A Coupon for building Loyalty
For retailers, couponing presents a familiar conundrum.
While coupons are a proven driver of store traffic and top-line sales, they focus customers' attention on price and create an environment where it's difficult to provide differentiated offers or service levels based on customer value. Any retail sector has a "low price leader," but if you aren't that leader, you face a challenge in building loyalty to something other than the deal. The danger is the behavior exhibited on reality shows such as "Extreme Couponing" could become the norm, rather than the exception.
The ideal customer value proposition provides a compelling blend of hard and soft benefits. Here are a few tips on blending coupons with an effective customer loyalty strategy:
Deploy Introductory Couponing. Instead of flooding your customer base with coupons available to everyone, deploy them to encourage customer identification. When an anonymous customer redeems a coupon and then walks out the door, still anonymous, you've lost the opportunity to build a relationship with that customer. Specialty retailer Sports Authority, for example, offers $5-off email coupons customers can redeem after they register for the retailer's loyalty program. Once you've captured the customer's identification, you can market to him or her as part of a customer segment or on a 1-to-1 basis. As a result, your discount dollars make a real impact on marketing return on investment.

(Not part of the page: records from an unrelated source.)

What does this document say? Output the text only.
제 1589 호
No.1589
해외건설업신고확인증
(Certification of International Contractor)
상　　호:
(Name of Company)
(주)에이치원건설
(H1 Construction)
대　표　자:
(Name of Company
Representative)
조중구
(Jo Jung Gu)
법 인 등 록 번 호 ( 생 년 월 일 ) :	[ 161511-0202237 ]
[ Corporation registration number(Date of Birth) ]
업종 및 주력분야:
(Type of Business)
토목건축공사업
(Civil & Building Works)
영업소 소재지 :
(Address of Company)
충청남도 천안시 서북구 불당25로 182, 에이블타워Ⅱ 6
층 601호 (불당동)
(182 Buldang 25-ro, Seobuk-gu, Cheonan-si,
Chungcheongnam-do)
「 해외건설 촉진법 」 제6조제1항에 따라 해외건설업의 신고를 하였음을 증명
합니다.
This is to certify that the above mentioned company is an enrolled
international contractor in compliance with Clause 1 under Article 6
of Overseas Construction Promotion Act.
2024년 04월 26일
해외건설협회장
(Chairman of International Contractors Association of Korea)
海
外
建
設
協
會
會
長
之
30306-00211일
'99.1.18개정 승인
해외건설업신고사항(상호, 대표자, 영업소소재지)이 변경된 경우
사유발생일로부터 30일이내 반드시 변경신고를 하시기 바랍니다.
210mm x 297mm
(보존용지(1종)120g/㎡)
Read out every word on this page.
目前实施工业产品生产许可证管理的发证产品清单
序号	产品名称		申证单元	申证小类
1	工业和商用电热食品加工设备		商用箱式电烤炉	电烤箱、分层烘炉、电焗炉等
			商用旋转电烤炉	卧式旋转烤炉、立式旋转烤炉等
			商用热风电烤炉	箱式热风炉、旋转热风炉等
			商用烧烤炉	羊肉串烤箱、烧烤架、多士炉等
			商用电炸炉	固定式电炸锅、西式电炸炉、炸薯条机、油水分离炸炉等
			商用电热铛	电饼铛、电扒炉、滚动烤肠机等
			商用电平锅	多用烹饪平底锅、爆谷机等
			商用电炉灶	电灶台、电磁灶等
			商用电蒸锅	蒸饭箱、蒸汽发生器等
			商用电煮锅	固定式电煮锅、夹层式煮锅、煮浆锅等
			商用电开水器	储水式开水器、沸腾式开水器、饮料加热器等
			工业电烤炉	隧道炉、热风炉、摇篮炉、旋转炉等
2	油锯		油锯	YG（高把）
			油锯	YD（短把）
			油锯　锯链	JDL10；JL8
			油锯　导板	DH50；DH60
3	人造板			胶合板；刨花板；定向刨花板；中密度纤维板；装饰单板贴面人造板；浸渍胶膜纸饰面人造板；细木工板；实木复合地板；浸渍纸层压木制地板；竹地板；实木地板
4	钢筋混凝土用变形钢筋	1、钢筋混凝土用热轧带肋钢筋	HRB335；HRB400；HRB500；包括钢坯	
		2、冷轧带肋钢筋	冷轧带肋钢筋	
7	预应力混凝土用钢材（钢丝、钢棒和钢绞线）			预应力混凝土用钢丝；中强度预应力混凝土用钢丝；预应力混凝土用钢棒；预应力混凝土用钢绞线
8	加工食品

Go Mobile. Consumers will redeem 20 million mobile coupons this year, according to eMarketer. In 2013, they'll redeem 40 million. There's a land grab going on in mobile marketing, and it won't be long before share-of-wallet evolves into share-of-phone. Aimia's millennial consumer survey suggests mobile users are often a retailer's most valuable customers: They're tech-savvy, highly educated and display more loyal behavior than the general population. Deliver value and relevance through a targeted application of mobile coupons, and they'll respond with profitable behavior.
Connect the Data Dots. Coupons can help connect offer response to other interactions providing a more complete picture of customer behavior. Sports Authority, for example, can connect coupon redemption activity with customer value as filtered through loyalty program activity. American Express allows online and mobile coupons to be connected to card transactions, so coupons can be processed at checkout. Earlier this year, Visa ran a test allowing Gap shoppers to receive discount offers when they purchased with Visa card products. The options are limitless–so long as companies deploy coupons not in isolation, but to deepen customer insight.
Success in today's hypercompetitive retail environment requires retailers to evolve coupons from a blunt instrument to a surgical tool that can focus the discount dollars where they have the greatest impact. |
Mix Tactics. By relying solely on coupons as your value proposition, you're deploying your marketing dollars inefficiently. Mix in hard benefits, such as promotional currency or cash vouchers, to provide the optimum blend, and then alter the mix based on segmentation by value, potential or likelihood to churn. Focus your hard benefits on customers who have the opportunity to spend more, and focus your discount dollars on high-value customers to keep them happy and engaged with the brand. It's the difference between wielding a scalpel or a sledgehammer.
Deploy Smart Coupons. As you deploy coupons to offer soft benefits to your best customers, target the offers based on customer value and relevance. Every customer targeted for a coupon offer shouldn't get the same coupon. Should your top-decile customer get a deeper discount than a new customer who just joined your loyalty program? Should you base coupon offers on customer lifetime value? Should you deploy coupons to encourage cross-sell and up-sell? Amazon has pioneered smart discounting, while The New York Times reports 70 percent of Kroger customers who receive targeted coupons redeemed at least one of the offers. A marketing strategy provides a perfect laboratory to test and learn.
Retailers tend to default to a coupon-only marketing strategy because coupons are easy and cost-effective to implement, and they work. Customers love them. But success in today's hypercompetitive retail environment requires retailers to evolve coupons from a blunt instrument to a surgical tool that can focus the discount dollars where they have the greatest impact. It's not rocket science; all artful couponing requires is that you deploy coupons to identify, understand and influence your best customers. Your customers will still enjoy the thrill of the deal, and you'll enjoy bigger profits and long-term, sustainable customer loyalty. In this scenario, everybody wins.